Before the full verse-by-verse exposition of each paragraph, there is an extended introductory section which generally follows a similar outline in two parts. The first part (with sub-sections according to the differing demands of each passage) focuses on a synchronic description, starting always with »Stellung im Buch« and then attending to the nearer context as well as the structure of the passage as it stands. Here as elsewhere B. shows that he has always worked closely with his concordance. Cross-references, allusions and other parallels are cited in full in order to build up a picture of the web-like character of the book as a whole. Needless to say, this provides rich fare for the reader to contemplate, though inevitably not all will be convinced on every occasion of the cogency of the allusion. There is something of a problem of method in this approach as currently practised by biblical scholars, and B. is certainly on what might be called the generous side of the argument. But of course it is of great help to have so much material laid out for consideration. – To give just one example of how illuminating B.’s approach can be, Isaiah 24–27 has often been treated as a more or less isolated section of the book, the »Isaiah Apocalypse«. By contrast, and in line with more recent work, B. shows both that it is closely related to the preceding »oracles against the nations« (chapters 13–13), for which it furnishes a universalizing application, and that it is also dependent on many other parts of the book (including 1–12 and sections from chapter 40 and onwards). The consequence of this is significant not just for the understanding of the book as a whole but also for these chapters in particular, because the focus elsewhere on Zion and Babylon gives a fresh context for the consideration of the nature of the famously unnamed city in these chapters. In other words, the position of any given section in the book has a two-way consequence, both inwards on the passage in question and outwards on other material elsewhere in the book.

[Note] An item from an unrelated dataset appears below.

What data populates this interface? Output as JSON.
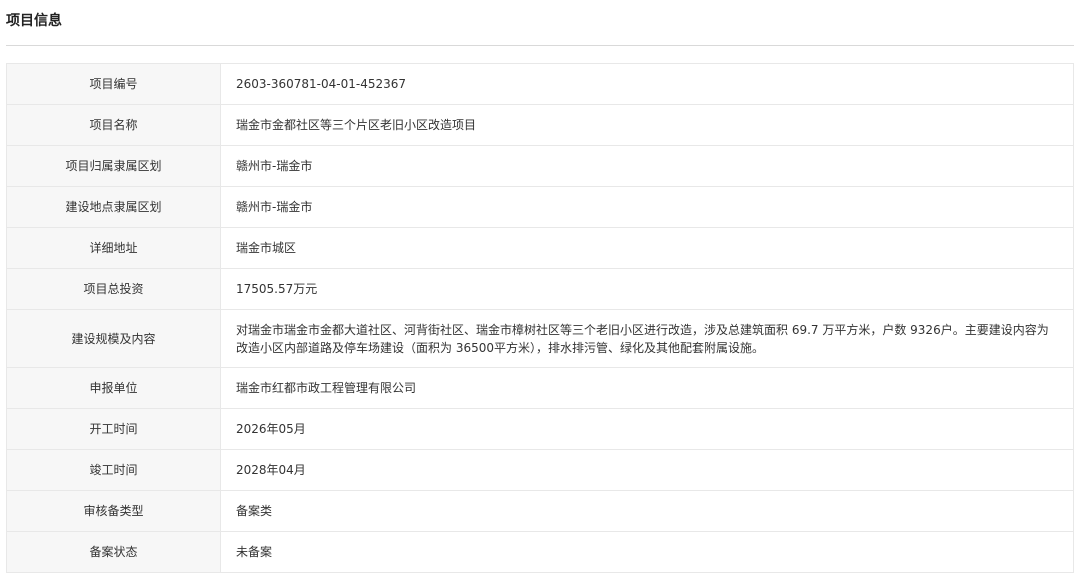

The second part of each introductory section (again with varying sub-divisions) focuses on »Diachronie« – the arguably different origins of the material, its redaction and date. Until comparatively recently, this material would have stood first and would have been given greatest attention. I entirely agree with B. that it should come second and that its more hypothetical nature should be emphasized. My only regret is that sometimes he maintains this cautious approach to the extent of not giving a firmer steer as to his own opinion, even if certainty is unattainable. After all, few other scholars are as well positioned to give us the benefit of their expertise in this regard.
In sum, anyone with an interest in the book of Isaiah following what has been a period of momentous change in approach to Isaiah will give a warm welcome to this outstanding commentary. Since B. has been among the leaders of this new movement, it is a source of the greatest satisfaction and felicitation that he should have crowned his work by completing his work of commentary on all 66 chapters. Ultimately, there is no other way to demonstrate both the success and the fruitfulness of this current phase of research than to work through the material with the kind of comprehensiveness that the commentary format dictates. In my opinion B. stands at the very forefront of those who have attempted to do so in recent years.